Valle d'Aosta | Italia
 
Foto di Marco D'Alfonso - Archivio FGP
Thursday 18 April 2013

Meeting Piattaforma WISO, Convenzione delle Alpi

I rappresentanti degli 8 Stati Alpini parte della Convenzione delle Alpi si riuniscono a Cogne per discutere di una politica comune in materia di gestione sostenibile della fauna selvatica

La Fondazione Gran Paradiso e l´Ente Parco Nazionale Gran Paradiso ospiteranno il primo incontro della Piattaforma WISO della Convenzione delle Alpi sotto Presidenza italiana. L´incontro, organizzato dal Ministero dell’Ambiente in qualità di Presidenza Italiana della Convenzione delle Alpi 2013-2014 (ex lege n. 403/99), si terrà a Cogne il 22 aprile 2013 presso la sede della Fondazione Gran Paradiso - Villaggio Minatori.

In occasione di questo incontro le delegazioni di Austria, Francia, Germania, Italia, Liechtenstein, Principato di Monaco, Slovenia e Svizzera e gli Enti organizzatori discuteranno degli obiettivi comuni che la Piattaforma dovrà perseguire nell´ambito dei propri lavori. Per il biennio 2013-2014 la Piattaforma, sotto Presidenza di turno italiana, si concentrerà sullo sviluppo di obiettivi specifici e opzioni di gestione per il ripristino e il mantenimento della popolazione del lupo, della lince e (in funzione delle possibilità finanziarie) dell’orso nelle Alpi. Il fine è quello di trovare soluzioni per una gestione concertata dei grandi predatori e degli ungulati selvatici che si basi su un approccio integrato. La piattaforma non si limita a un'impostazione strettamente ecologica, ma si impegna a tenere conto equamente degli aspetti economici e sociali.
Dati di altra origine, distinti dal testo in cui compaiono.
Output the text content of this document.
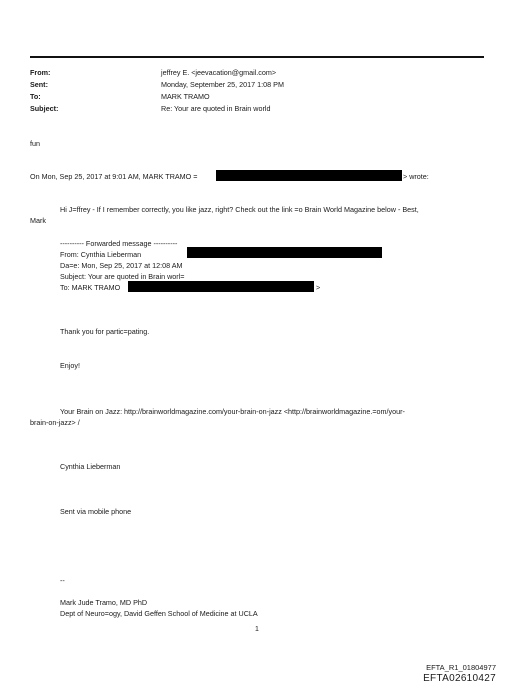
From:	jeffrey E. <jeevacation@gmail.com>
Sent:	Monday, September 25, 2017 1:08 PM
To:	MARK TRAMO
Subject:	Re: Your are quoted in Brain world
fun
On Mon, Sep 25, 2017 at 9:01 AM, MARK TRAMO =	> wrote:
Hi J=ffrey - If I remember correctly, you like jazz, right? Check out the link =o Brain World Magazine below - Best,
Mark
---------- Forwarded message ----------
From: Cynthia Lieberman
Da=e: Mon, Sep 25, 2017 at 12:08 AM
Subject: Your are quoted in Brain worl=
To: MARK TRAMO	>
Thank you for partic=pating.
Enjoy!
Your Brain on Jazz: http://brainworldmagazine.com/your-brain-on-jazz <http://brainworldmagazine.=om/your-
brain-on-jazz> /
Cynthia Lieberman
Sent via mobile phone
--
Mark Jude Tramo, MD PhD
Dept of Neuro=ogy, David Geffen School of Medicine at UCLA
1
EFTA_R1_01804977
EFTA02610427
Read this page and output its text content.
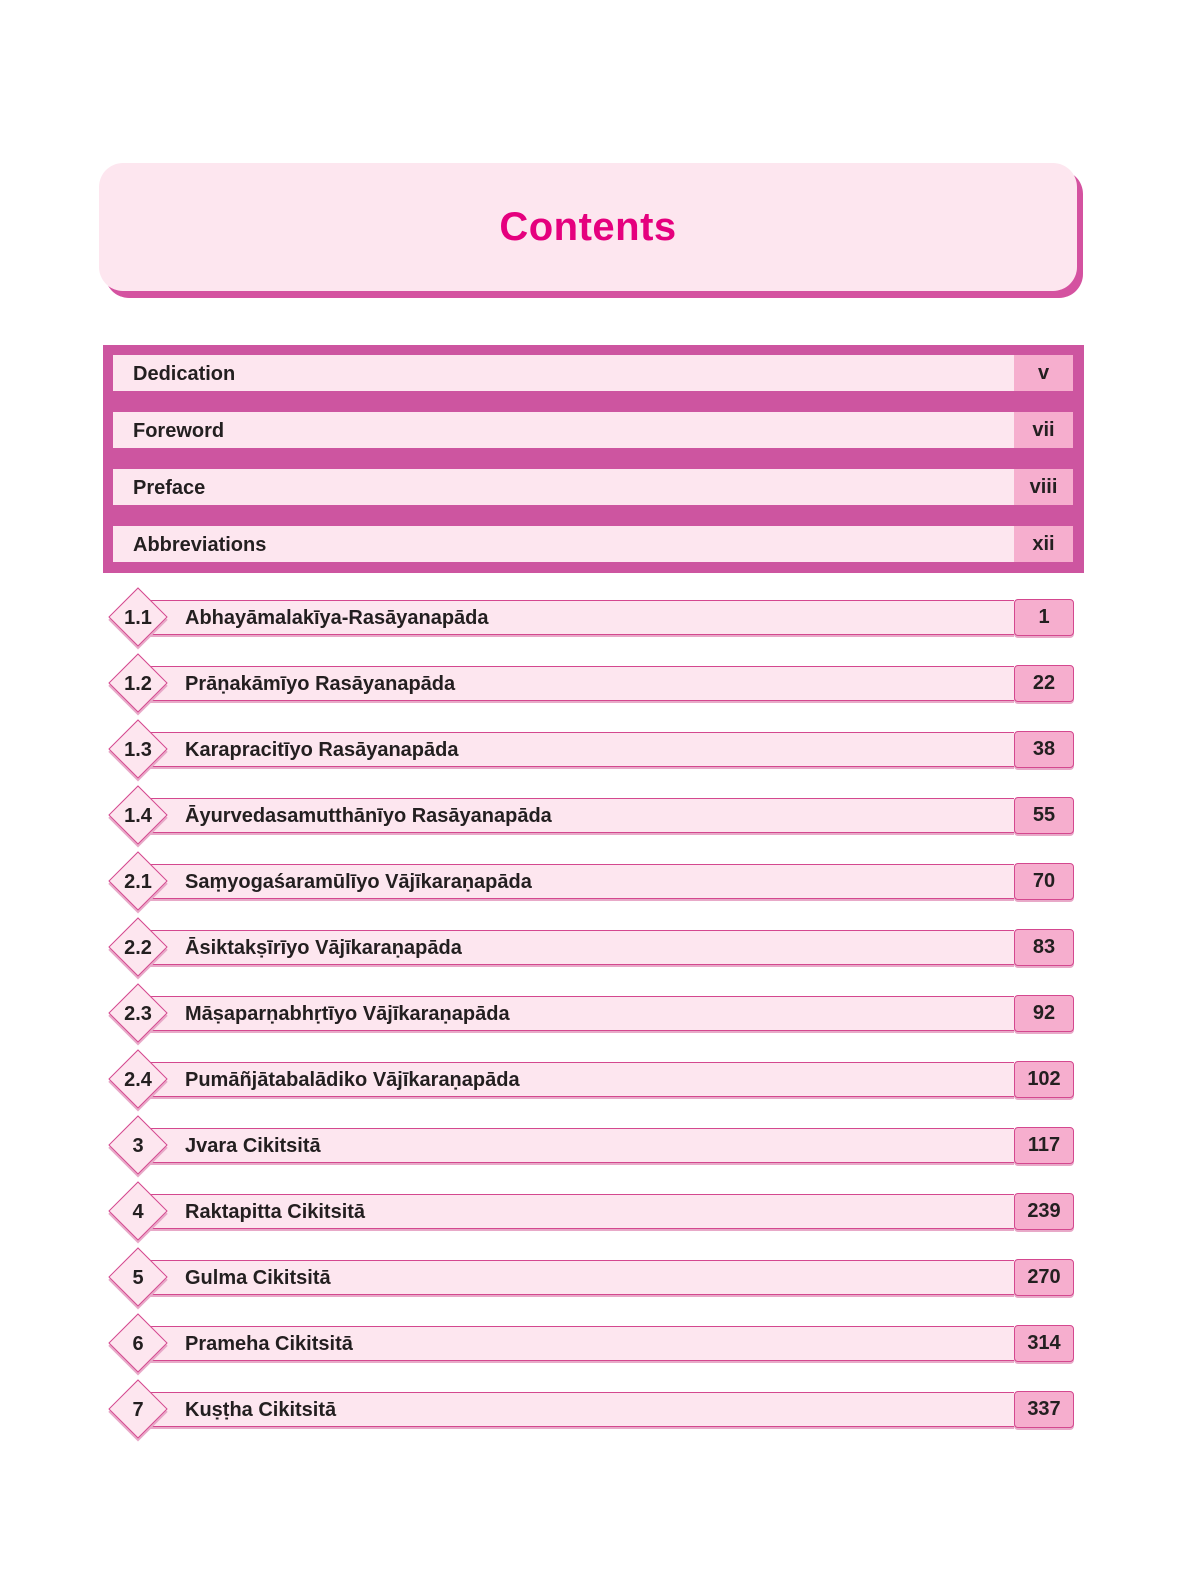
Contents
Dedication	v
Foreword	vii
Preface	viii
Abbreviations	xii
1.1	Abhayāmalakīya-Rasāyanapāda	1
1.2	Prāṇakāmīyo Rasāyanapāda	22
1.3	Karapracitīyo Rasāyanapāda	38
1.4	Āyurvedasamutthānīyo Rasāyanapāda	55
2.1	Saṃyogaśaramūlīyo Vājīkaraṇapāda	70
2.2	Āsiktakṣīrīyo Vājīkaraṇapāda	83
2.3	Māṣaparṇabhṛtīyo Vājīkaraṇapāda	92
2.4	Pumāñjātabalādiko Vājīkaraṇapāda	102
3	Jvara Cikitsitā	117
4	Raktapitta Cikitsitā	239
5	Gulma Cikitsitā	270
6	Prameha Cikitsitā	314
7	Kuṣṭha Cikitsitā	337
La piattaforma (chiamata anche WISO) è stata istituita dalla X Conferenza delle Alpi nel marzo 2009 nell´ambito della Convenzione delle Alpi. La Convenzione delle Alpi è un trattato internazionale per lo sviluppo sostenibile delle Alpi, firmato nel novembre 1991 da otto Stati alpini: Austria, Francia, Germania, Italia, Liechtenstein, Principato di Monaco, Slovenia e Svizzera, e dalla Comunità Europea. L’obiettivo primario della Convenzione è promuovere la cooperazione al fine di garantire uno sviluppo equilibrato e sostenibile, tenendo conto degli interessi della popolazione e considerando la regione alpina come un unico territorio. Accanto alla Convenzione Quadro, che stabilisce principi ed obiettivi di carattere generale, sono stati approvati otto Protocolli tematici relativi a: pianificazione territoriale, conservazione della natura e tutela del paesaggio, trasporti, turismo, energia, agricoltura, foreste e protezione del suolo. La Convenzione delle Alpi è inoltre attiva in altri ambiti di rilievo quali popolazione e cultura, acqua e cambiamenti climatici.
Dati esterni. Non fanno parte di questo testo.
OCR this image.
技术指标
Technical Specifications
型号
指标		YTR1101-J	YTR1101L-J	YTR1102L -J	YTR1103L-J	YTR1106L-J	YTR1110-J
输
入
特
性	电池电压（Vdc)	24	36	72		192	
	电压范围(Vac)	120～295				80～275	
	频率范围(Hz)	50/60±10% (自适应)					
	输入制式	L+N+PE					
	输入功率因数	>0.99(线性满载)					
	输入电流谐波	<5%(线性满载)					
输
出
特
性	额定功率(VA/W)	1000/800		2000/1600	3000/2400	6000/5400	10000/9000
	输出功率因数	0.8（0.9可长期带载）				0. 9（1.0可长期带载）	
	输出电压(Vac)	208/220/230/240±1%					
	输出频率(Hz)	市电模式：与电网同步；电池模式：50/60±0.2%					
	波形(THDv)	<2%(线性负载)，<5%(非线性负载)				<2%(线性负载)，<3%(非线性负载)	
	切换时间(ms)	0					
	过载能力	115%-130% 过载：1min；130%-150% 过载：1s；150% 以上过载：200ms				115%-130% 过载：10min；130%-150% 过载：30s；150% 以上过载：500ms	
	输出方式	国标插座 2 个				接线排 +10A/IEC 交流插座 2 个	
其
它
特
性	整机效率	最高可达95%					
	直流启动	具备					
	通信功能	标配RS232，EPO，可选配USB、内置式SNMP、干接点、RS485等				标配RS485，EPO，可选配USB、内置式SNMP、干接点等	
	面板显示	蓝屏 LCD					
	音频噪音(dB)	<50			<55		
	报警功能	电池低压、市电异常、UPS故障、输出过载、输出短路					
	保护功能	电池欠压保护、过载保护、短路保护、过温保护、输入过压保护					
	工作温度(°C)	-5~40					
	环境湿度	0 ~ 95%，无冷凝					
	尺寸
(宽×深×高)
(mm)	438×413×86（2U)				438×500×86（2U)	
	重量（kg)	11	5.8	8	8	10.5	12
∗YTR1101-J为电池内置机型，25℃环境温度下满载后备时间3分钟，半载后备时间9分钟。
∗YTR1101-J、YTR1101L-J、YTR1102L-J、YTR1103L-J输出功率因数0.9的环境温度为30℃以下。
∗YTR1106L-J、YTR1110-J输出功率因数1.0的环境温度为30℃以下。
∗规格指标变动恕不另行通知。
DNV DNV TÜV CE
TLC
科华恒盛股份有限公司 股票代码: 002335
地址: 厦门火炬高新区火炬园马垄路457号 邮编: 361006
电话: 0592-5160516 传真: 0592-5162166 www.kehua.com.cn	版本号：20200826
Il biennio di Presidenza Italiana è caratterizzato dal coinvolgimento diretto di istituzioni ed enti territoriali dell’arco alpino italiano in un’ottica di sussidiarietà sulla base dell’accordo, siglato lo scorso 15 novembre 2012 a Roma, che ha istituito il Tavolo di coordinamento ad hoc.

Tale iniziativa è testimonianza della volontà di operare attivamente alla definizione di una rete di rapporti internazionali, che ponga al centro dell’attenzione la specificità del territorio alpino, promuovendo la definizione di linee di intervento e politiche indispensabili affinché le potenzialità dello spazio alpino possano esprimersi appieno generando nuove opportunità di sviluppo.